Acte authentique européen

2008/2124(INL)

La commission des affaires juridiques a adopté un rapport d’initiative de M. Manuel MEDINA ORTEGA (PSE, ES) contenant des recommandations à la Commission sur l'acte authentique européen (Initiative – article 39 du règlement du Parlement européen).

Le rapport note que la circulation des citoyens au sein de l’Union européenne s’accroît constamment et que, par conséquent, les situations juridiques concernant deux ou plusieurs États membres se développent.

Dans le cadre de sa communication sur le programme de La Haye, la Commission a fait valoir, au titre de ses priorités, la nécessité de garantir un véritable espace européen dans le cadre de la justice civile, et notamment en ce qui concerne la reconnaissance et l’exécution des décisions judiciaires. Le  programme de La Haye prévoit que la poursuite de la mise en œuvre du programme de reconnaissance mutuelle constitue une priorité essentielle et que cette mise en œuvre doit être terminée d’ici 2011. La Commission a par ailleurs reconnu que, en matière de justice civile, un aspect fondamental à aborder est la reconnaissance des actes publics et qu’il est nécessaire et urgent à ce titre de favoriser la reconnaissance et l’exécution des actes authentiques.

Dans ce contexte, les députés estiment que la confiance réciproque dans le droit au sein de la Communauté justifie que les procédures liées à la vérification de la véracité de l’acte authentique en matière transfrontalière soient supprimées à l'avenir. Ils considèrent que cette reconnaissance d’un acte authentique aux fins de son utilisation dans l'État membre requis ne peut être refusée qu’en cas de doute sérieux et motivé sur son authenticité, ou si la reconnaissance est contraire à l’ordre public de l'État membre requis.

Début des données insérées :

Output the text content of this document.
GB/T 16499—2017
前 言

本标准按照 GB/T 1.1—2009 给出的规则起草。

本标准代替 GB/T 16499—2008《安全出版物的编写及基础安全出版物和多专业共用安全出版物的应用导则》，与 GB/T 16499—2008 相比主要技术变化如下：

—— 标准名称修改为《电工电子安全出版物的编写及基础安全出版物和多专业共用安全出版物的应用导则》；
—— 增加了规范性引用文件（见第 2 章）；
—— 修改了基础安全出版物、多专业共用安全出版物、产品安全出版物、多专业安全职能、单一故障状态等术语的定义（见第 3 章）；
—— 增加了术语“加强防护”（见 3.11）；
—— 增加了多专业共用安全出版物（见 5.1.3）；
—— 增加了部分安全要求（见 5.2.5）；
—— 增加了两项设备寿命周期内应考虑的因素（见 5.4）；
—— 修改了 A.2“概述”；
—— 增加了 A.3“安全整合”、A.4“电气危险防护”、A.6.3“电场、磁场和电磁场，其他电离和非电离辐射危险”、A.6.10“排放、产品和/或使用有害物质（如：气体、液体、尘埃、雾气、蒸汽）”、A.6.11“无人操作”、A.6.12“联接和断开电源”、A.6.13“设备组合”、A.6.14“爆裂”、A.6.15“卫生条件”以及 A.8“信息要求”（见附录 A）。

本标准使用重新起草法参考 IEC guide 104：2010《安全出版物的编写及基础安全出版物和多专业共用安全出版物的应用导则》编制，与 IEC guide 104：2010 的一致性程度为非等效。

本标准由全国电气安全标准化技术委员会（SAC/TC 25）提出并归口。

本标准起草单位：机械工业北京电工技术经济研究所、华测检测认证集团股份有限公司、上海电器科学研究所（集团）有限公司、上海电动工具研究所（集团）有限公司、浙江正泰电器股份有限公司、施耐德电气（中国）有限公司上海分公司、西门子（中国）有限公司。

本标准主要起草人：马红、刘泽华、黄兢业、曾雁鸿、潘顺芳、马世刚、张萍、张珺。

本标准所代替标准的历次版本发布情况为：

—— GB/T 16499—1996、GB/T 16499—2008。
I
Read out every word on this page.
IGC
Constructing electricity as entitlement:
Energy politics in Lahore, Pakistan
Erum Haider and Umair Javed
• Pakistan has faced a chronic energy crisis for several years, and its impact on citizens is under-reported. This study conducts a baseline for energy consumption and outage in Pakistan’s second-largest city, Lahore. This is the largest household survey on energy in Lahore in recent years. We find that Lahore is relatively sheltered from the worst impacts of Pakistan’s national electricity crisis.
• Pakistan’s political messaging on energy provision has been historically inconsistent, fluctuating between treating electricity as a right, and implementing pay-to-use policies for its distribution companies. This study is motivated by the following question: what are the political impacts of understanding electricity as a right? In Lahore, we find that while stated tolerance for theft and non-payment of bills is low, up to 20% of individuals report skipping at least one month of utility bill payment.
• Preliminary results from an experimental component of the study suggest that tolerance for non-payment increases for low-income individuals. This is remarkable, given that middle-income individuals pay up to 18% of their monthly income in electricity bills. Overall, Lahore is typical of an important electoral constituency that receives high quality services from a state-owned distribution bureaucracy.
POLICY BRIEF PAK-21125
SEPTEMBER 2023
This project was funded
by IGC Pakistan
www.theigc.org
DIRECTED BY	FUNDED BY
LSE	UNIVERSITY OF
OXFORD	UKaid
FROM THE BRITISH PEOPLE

En conséquence, les députés demandent à la Commission de présenter au Parlement européen, sur la base de l’article 65, point a), et de l’article 67, paragraphe 5, deuxième tiret, du traité CE, une proposition législative, visant à établir la reconnaissance mutuelle et l’exécution des actes authentiques.

Le rapport souligne que la reconnaissance ne peut pas avoir pour conséquence de donner à un acte étranger plus d’effet que n’en aurait un acte national. Le règlement demandé devrait s’appliquer à tous les actes authentiques en matière civile et commerciale à l’exclusion de ceux qui sont relatifs à des immeubles et doivent ou peuvent faire l'objet d'une inscription ou d’une mention dans un registre public. Il ne devrait s’appliquer ni aux questions relatives à la loi applicable à l’objet de l’acte authentique ni aux questions relatives à la compétence, à l’organisation et à la structure des autorités et officiers publics, y compris la procédure d'authentification.